A Pattern that Fits - Hip Hip Hoorah!
This past weekend the American Sewing Expo was in town. Sewers and quilters from cities and states in and around Michigan converged to see the latest in the home sewing industry. On most visitors' agendas were oodles of classes and workshops they could participate in taught by the industry's top sewing experts and what I like to call, sewing celebrities.
This was my second time visiting the show. My mission there was to shop for a new sewing machine and to take a full day workshop. The class I chose was a custom fit and design course taught by Connie Crawford. Since fitting continues to be a challenge for me and is something I am committed to mastering for myself and my students, this seemed like the appropriate workshop to sign up for.
I was familiar with Connie's name from her Butterick patterns and various articles I've read from her, but aside from that I had no real knowledge of who she was or what contribution to the home sewing industry she had to offer.
Boy, she is impressive.

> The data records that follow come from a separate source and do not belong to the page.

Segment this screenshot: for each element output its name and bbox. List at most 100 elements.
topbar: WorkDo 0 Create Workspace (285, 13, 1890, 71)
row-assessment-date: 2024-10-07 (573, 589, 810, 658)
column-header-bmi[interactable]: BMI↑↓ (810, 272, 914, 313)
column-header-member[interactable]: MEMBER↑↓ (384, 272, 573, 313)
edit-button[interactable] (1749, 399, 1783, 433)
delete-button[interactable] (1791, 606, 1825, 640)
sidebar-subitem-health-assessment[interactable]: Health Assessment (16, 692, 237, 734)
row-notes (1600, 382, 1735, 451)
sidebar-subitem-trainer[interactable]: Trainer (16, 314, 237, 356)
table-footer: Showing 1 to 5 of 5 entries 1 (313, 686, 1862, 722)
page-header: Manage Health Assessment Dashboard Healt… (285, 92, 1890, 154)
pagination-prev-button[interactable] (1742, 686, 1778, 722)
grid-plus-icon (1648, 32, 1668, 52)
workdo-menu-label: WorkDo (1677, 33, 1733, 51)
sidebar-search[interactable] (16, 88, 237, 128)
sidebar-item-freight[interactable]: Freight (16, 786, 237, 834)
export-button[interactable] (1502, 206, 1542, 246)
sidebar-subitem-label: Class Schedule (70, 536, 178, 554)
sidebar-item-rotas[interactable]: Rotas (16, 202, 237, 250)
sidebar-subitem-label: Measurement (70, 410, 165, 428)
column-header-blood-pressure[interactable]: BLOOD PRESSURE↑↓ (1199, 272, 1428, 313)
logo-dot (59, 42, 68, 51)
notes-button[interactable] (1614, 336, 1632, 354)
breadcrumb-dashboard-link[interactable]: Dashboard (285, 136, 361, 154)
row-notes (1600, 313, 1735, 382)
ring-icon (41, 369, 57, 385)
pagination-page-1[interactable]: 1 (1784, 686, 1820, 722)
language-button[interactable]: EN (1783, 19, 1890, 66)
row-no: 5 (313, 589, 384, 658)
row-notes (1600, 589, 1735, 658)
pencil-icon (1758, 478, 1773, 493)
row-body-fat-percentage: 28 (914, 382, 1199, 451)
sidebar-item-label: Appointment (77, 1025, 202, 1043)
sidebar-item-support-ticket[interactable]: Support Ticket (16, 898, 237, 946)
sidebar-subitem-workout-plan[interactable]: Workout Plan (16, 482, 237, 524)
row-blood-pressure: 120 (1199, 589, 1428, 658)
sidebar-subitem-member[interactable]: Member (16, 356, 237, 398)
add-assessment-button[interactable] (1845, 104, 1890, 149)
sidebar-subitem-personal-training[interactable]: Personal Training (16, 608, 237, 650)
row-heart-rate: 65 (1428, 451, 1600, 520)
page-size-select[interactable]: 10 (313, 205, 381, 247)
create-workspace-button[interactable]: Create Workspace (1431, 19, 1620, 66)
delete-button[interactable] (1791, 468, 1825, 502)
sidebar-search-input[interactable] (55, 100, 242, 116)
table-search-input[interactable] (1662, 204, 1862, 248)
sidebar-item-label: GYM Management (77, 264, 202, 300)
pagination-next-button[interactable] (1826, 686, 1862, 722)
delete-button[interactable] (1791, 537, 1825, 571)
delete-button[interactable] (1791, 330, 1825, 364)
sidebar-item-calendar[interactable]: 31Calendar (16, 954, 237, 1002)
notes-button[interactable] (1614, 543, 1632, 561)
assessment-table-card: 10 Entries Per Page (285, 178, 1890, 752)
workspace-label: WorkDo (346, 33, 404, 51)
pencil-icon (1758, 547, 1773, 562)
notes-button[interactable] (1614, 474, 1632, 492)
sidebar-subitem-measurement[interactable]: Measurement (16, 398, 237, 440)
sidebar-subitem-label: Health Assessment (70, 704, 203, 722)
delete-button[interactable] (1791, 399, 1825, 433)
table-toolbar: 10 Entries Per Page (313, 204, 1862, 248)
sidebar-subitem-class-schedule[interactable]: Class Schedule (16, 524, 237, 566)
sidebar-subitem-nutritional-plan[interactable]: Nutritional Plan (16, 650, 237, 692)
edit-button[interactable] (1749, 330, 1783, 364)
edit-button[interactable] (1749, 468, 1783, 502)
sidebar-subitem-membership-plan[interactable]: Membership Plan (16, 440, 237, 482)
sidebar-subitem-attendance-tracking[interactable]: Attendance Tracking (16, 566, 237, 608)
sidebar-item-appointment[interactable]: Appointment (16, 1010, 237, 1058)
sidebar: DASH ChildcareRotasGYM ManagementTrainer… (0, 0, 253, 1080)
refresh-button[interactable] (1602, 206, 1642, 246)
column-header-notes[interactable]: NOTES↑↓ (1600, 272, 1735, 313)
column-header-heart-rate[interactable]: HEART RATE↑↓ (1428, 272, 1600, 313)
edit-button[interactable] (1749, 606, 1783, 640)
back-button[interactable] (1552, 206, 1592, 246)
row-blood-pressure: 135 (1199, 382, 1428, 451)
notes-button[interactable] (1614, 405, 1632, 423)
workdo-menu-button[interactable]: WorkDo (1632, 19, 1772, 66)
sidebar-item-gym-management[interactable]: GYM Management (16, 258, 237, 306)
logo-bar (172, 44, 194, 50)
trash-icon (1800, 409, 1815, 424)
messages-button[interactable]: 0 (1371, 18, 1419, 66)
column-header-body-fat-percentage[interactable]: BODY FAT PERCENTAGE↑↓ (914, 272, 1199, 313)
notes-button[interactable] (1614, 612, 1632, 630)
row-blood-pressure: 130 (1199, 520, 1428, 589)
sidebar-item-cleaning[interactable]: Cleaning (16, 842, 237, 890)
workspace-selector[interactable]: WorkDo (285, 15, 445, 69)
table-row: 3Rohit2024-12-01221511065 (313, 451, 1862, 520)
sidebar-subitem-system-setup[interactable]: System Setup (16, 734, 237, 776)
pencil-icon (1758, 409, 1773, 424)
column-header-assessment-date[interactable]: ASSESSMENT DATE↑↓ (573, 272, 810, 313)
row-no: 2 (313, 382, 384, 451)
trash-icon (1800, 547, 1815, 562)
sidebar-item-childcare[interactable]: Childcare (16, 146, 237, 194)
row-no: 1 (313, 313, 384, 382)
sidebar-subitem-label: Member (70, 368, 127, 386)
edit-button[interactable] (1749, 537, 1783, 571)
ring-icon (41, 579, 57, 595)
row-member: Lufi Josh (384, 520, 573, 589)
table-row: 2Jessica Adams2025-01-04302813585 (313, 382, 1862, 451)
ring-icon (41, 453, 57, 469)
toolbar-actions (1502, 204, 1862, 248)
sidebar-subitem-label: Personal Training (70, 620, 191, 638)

Connie's professional experience is noteworthy and extensive. She was an instructor at the Fashion Institute of Design and Merchandising in Los Angeles and worked as a pattern maker, grader, design consultant and designer for real fashion businesses. All this has contributed to her ability to truly understand how to make patterns that actually fit real women.
As I have aged getting commercial patterns to fit me well has been a struggle. Getting darts or princess seams to target the bustline properly, resolving gaposis issues and trying to get the armhole and sleeves to fit me right has been a challenge. I'm sure there are lots of women who face the same dilemma and understand the struggles we go through. I have to make muslin after muslin which adds cost and unneccessary time to any project I start. Not anymore!
Connie's vast experience has indeed made her an expert in pattern making for real women. Unfortunately, she had very little good to say about the commercial pattern industry. Her contention is that they have failed to adapt to today's trends -- I totally agree -- and do not make patterns that trully understand the female body, especially the aging female body -- here here. As a result their patterns are not truly designed to fit, something, I'm sad to say, speaks directly to me.
She spoke directly to the issues that I face everyday with every commercial pattern I use. She explained how commerical patterns are designed and the where and why they fail to fit properly. Key among those reasons is that most in that industry have had no real experience making patterns for fashion houses that must design clothes that actually fit or they don't survive as a business for very long.
During the class she fit a few students with sample garments made from her line of 'master' patterns. These students were like you and me, with lumps and bumps everywhere. The samples fit these women like gloves. No gaps, perfect armholes, perfect necklines on not so perfect bodies. I was amazed.
The following day I visited her booth at the show to be fitted with one of her samples to see if these so called 'master' patterns would work for me. Hip hip hoorah indeed! Like a glove, they fit me better than any pattern I have had to work hours to adjust.
Connie's master patterns work like slopers or blocks. These are basic silhouettes that can be used as templates for designing new styles, a concept I believe in strongly and recently wrote about for Sew News magazine (Core Wardrobe Patterns). More importantly, they will be used to correct the fit of any commercial pattern I use from now on.
I purchased three of her 'master' patterns. The basic side bust dart/waist dart bodice, a princess seam bodice and a bodice pattern for knits -- essentially a T-shirt pattern. From these I can make almost anything. I also purchased her latest edition book on patternmaking. I've only just begun to read this 500 page bible and so far it is wonderful. Written primarily as a textbook for fashion design students it is comprehensive, very carefully detailed to minimize any misinterpretations, yet easy for any sewer to implement.
This was the first time meeting Connie and I am so glad I did. She has been in very poor health and is facing a slow and long recovery. As a result, she announced the class I attended was be the last all day workshop she would conduct out of her home state of Washington. She would have to limit her extensive travel demands and stick closer to home so she could restore her health. My very best wishes to her in her recovery as she has a lot to offer the sewing community. And, my sincere thanks for having been among the last few to benefit from her workshop.